First, since we have 11 letters in the given word "Mathematics" in which there are 2 M's, 2 T's, 2 A's, and other letters single.
Case 1:
Two alike and other two alike letters
In this case, we will select the two letters, which are alike.
Since we have three choices M, T, A, find the number of ways so that we have to select two letters out of three, we get
$\Rightarrow {}^3{C_2}$
Using the formula to calculate combinations is ${}^n{C_r} = \dfrac{{\left. {\underline {\, n \,}}\\! \right| }}{{\left. {\underline {\, r \,}}\\! \right| \cdot \left. {\underline {\, {n - r} \,}}\\! \right| }}$, where $n$ is the number of items, and $r$ represents the number of items being chosen in the above expression, we get

$$\Rightarrow \dfrac{{3!}}{{2!\left( {3 - 2} \right)!}} \\\ \Rightarrow \dfrac{{3 \times 2!}}{{2!1!}} \\\ \Rightarrow 3{\text{ ......eq.(1)}} \\\$$

Thus, there are 3 ways.
Case 2:
One alike and two different letters
In this case we will select 1 alike letter and other 2 different letters, so finding the number of ways for it, we get
$\Rightarrow {}^3{C_1} \times {}^7{C_2}$
Using the formula to calculate combinations is ${}^n{C_r} = \dfrac{{\left. {\underline {\, n \,}}\\! \right| }}{{\left. {\underline {\, r \,}}\\! \right| \cdot \left. {\underline {\, {n - r} \,}}\\! \right| }}$, where $n$ is the number of items, and $r$ represents the number of items being chosen, we get

$$\Rightarrow \dfrac{{3!}}{{1!\left( {3 - 1} \right)!}} \times \dfrac{{7!}}{{2!\left( {7 - 2} \right)!}} \\\ \Rightarrow \dfrac{{3!}}{{1!2!}} \times \dfrac{{7!}}{{2!5!}} \\\ \Rightarrow \dfrac{{3 \times 2!}}{{1!2!}} \times \dfrac{{7 \times 6 \times 5!}}{{2!5!}} \\\ \Rightarrow 3 \times 21 \\\ \Rightarrow 63{\text{ .......eq.(2)}} \\\$$

Thus, there are 63 ways.
Case 3:
All are different letters
Computing the number of ways for 8 different letters, we get
$\Rightarrow {}^8{C_4}$
Using the formula to calculate combinations is ${}^n{C_r} = \dfrac{{\left. {\underline {\, n \,}}\\! \right| }}{{\left. {\underline {\, r \,}}\\! \right| \cdot \left. {\underline {\, {n - r} \,}}\\! \right| }}$, where $n$ is the number of items, and $r$ represents the number of items being chosen, we get

$$\Rightarrow \dfrac{{8!}}{{4!\left( {8 - 4} \right)!}} \\\ \Rightarrow \dfrac{{8 \times 7 \times 6 \times 5 \times 4!}}{{4!4!}} \\\ \Rightarrow \dfrac{{8 \times 7 \times 6 \times 5}}{{24}} \\\ \Rightarrow 28 \times 5 \\\ \Rightarrow 140{\text{ ......eq.(3)}} \\\$$

Thus, there are 140 ways.
Finding the arrangement of each the cases and multiplying the equation (1) by ${}^4{C_2}$, (2) by ${}^4{C_2}$and (3) by $4!$, we get

$$\Rightarrow 3 \times \dfrac{{4!}}{{2!\left( {4 - 2} \right)!}} + 63 \times \dfrac{{4!}}{{2!}} + 140 \times 4! \\\ \Rightarrow 3 \times \dfrac{{4!}}{{2!2!}} + 63 \times 12 + 140 \times 24 \\\ \Rightarrow 3 \times 6 + 756 + 1680 \\\ \Rightarrow 18 + 756 + 1680 \\\ \Rightarrow 2454{\text{ ways}} \\\$$

Thus, option D is correct.

Note: In solving these types of questions, generally students get confused between combination and permutation.
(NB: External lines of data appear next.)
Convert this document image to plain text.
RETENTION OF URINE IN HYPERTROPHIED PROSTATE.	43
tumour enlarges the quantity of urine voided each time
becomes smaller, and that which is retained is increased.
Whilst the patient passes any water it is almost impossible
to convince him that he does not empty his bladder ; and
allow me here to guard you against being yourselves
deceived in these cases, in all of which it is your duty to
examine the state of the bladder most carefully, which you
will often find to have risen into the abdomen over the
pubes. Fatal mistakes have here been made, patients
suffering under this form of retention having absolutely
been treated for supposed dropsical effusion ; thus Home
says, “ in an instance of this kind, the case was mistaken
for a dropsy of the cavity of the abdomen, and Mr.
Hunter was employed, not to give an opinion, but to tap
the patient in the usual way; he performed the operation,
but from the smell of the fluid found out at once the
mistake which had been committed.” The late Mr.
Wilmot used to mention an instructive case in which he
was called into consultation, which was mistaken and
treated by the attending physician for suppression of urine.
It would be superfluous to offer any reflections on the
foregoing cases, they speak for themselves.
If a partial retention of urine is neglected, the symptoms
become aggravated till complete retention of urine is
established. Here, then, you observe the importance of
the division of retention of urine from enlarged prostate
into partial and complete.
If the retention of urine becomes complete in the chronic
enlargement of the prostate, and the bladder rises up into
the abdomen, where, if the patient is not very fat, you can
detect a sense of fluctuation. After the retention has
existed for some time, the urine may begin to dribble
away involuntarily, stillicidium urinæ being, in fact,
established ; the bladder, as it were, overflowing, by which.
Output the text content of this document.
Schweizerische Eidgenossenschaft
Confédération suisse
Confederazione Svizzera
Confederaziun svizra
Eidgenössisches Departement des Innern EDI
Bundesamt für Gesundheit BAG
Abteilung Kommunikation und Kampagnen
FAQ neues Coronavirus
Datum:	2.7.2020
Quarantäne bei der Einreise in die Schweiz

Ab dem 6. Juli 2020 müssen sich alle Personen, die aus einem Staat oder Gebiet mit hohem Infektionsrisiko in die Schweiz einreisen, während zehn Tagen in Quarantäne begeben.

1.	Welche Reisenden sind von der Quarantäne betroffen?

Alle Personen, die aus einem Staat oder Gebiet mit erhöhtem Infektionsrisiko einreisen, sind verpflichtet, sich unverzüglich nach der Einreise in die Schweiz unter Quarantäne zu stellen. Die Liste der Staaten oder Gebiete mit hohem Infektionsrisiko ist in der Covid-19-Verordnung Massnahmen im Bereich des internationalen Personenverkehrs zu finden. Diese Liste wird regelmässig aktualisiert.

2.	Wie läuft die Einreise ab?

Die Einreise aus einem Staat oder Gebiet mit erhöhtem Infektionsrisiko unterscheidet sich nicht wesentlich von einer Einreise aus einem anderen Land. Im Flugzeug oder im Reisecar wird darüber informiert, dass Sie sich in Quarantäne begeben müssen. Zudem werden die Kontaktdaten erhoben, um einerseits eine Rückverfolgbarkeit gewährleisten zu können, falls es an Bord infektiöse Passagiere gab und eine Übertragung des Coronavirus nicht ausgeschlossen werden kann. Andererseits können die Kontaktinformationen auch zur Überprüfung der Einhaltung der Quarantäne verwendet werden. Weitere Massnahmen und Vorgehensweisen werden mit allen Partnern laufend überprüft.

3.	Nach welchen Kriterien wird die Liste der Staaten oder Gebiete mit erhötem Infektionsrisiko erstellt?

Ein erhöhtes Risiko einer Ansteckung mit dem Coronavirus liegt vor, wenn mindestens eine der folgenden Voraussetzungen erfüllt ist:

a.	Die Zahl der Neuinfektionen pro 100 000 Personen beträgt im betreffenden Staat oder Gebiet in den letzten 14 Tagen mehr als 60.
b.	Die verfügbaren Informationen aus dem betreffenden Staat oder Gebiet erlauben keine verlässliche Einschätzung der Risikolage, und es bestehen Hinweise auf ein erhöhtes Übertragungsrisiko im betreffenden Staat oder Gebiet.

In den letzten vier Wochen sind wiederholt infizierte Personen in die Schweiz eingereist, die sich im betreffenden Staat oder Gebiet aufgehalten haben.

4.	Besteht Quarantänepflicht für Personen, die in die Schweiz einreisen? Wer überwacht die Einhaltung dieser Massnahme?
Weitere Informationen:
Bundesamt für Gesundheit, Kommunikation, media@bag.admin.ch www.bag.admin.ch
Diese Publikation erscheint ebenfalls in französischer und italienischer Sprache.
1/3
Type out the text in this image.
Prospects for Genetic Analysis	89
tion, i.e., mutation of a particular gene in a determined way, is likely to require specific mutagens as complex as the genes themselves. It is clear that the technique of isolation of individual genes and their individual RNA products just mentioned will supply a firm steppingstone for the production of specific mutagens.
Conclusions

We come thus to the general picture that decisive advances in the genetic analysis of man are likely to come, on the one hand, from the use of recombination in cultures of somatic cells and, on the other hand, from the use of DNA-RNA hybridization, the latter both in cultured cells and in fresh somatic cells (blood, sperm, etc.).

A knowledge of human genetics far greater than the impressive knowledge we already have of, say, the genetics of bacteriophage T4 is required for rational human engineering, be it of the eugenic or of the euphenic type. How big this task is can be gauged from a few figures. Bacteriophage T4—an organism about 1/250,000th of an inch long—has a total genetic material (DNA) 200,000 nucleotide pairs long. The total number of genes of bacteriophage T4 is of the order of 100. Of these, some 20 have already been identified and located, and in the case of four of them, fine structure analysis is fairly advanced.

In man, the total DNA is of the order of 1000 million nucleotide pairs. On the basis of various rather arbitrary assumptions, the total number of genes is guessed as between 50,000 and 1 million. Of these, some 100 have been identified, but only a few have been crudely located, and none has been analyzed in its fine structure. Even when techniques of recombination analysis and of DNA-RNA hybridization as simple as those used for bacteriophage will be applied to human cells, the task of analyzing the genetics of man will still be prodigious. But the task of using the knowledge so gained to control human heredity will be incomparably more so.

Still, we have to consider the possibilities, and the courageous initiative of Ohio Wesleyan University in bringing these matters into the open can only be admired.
If you have to use combination ${}^n{C_r}$ and when you have to arrange use the formula of permutation ${}^n{P_r} = \dfrac{{n!}}{{\left( {n - r} \right)!}}$, it is very tricky to use. Some students forget to consider all possibilities or else might get the wrong answer, because if some case is missed then it will result in the wrong answer.